Indicator – a documentable or measurable piece of information regarding a recommendation in the optimal care pathway.

Informed financial consent – the provision of cost information to patients, including notification of likely out-of-pocket expenses (gaps), by all relevant service providers, preferably in writing, before admission to hospital or treatment (Commonwealth Department of Health 2017).

Lead clinician – the clinician who is nominated as being responsible for individual patient care. The lead clinician may change over time depending on the stage of the care pathway and where care is being provided.

Metastatic disease – cancer that has spread from the part of the body where it started (the primary site) to other parts of the body.

Multidisciplinary care – an integrated team approach to health care in which medical and allied health providers consider all relevant treatment options and collaboratively develop an individual treatment plan for each patient.

Multidisciplinary team – comprises the core disciplines that are integral to providing good care. The team is flexible in approach, reflects the patient’s clinical and psychosocial needs and has processes to facilitate good communication.

Multidisciplinary team meeting – a meeting of health professionals from one or more clinical disciplines who together make decisions about recommended treatment of patients.

Optimal care pathway – the key principles and practices required at each stage of the care pathway to guide the delivery of consistent, safe, high-quality and evidence-based care for all people affected by cancer.

Palliative care – any form of medical care or treatment that concentrates on reducing the severity of disease symptoms.

Patient management frameworks – tumour stream models adopted in Victoria in 2003 to reduce variation in cancer care. The optimal care pathways are updated versions of these models.

Performance status – an objective measure of how well a patient can carry out activities of daily life.

Prehabilitation – one or more interventions performed in a newly diagnosed cancer patient that are designed to improve physical and mental health outcomes as the patient undergoes treatment and beyond.

Primary care health professional – in most cases this is a general practitioner but may also include general practice nurses, community nurses, nurse practitioners, allied health professionals, midwives, pharmacists, dentists and Aboriginal health workers.

Primary specialist – the person who makes the referral to the multidisciplinary team (such as specialist physician, surgeon, oncologist, palliative care specialist). This person will also make referrals for treatment and will be responsible for overseeing follow-up care.
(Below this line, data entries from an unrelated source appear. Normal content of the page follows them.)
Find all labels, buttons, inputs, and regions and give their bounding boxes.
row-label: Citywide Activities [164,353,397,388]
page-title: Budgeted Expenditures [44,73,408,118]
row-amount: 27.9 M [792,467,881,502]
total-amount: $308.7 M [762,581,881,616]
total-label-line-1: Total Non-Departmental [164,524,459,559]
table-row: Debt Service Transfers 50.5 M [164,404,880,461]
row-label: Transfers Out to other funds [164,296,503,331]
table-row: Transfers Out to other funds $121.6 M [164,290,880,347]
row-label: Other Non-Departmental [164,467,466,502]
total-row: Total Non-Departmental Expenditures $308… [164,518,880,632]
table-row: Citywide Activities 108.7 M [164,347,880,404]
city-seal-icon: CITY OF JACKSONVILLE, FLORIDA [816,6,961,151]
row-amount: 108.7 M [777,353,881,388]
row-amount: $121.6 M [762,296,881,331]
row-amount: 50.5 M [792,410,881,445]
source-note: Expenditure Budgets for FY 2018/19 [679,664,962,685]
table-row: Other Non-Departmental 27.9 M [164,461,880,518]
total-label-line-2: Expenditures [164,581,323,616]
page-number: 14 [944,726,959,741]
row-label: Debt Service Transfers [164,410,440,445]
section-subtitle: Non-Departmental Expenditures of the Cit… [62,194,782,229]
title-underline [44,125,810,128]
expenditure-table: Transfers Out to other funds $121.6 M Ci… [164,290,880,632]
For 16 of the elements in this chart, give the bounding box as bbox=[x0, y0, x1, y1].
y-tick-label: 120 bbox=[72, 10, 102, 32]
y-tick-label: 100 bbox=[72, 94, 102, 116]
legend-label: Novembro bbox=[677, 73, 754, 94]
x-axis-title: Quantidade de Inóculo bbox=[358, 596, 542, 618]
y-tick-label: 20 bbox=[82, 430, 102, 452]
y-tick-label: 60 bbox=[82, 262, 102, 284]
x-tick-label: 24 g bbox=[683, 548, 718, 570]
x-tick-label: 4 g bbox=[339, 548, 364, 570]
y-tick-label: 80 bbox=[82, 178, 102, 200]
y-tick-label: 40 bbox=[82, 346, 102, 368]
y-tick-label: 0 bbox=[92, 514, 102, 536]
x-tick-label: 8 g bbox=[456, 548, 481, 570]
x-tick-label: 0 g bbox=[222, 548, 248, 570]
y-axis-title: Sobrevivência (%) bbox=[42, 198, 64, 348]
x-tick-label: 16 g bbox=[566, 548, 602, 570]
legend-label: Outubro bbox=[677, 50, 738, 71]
PSMA PET/CT – a whole body scan that images prostate cancer wherever it is located in the body.

Rehabilitation – comprises multidisciplinary efforts to allow the patient to achieve optimal physical, social, physiological and vocational functioning within the limits imposed by the disease and its treatment.

Spiritual care – the aspect of humanity that refers to the way individuals seek and express meaning and purpose and the way they experience their connectedness to the moment, to self, to others, to nature, and to the significant or sacred.

Substitute decision-maker – a person permitted under the law to make decisions on behalf of someone who does not have competence or capacity.

Supportive care – care and support that aims to improve the quality of life of people living with cancer, cancer survivors and their family and carers and particular forms of care that supplement clinical treatment modalities.

Survivorship – an individual is considered a cancer survivor from the time of diagnosis, and throughout their life; the term includes individuals receiving initial or maintenance treatment, in recovery or in the post-treatment phase.

Survivorship care plan – a formal, written document that provides details of a person’s cancer diagnosis and treatment, potential late and long-term effects arising from the cancer and its treatment, recommended follow-up, surveillance, and strategies to remain well.

Targeted therapy – a medicine that blocks the growth and spread of cancer by interfering with specific molecules.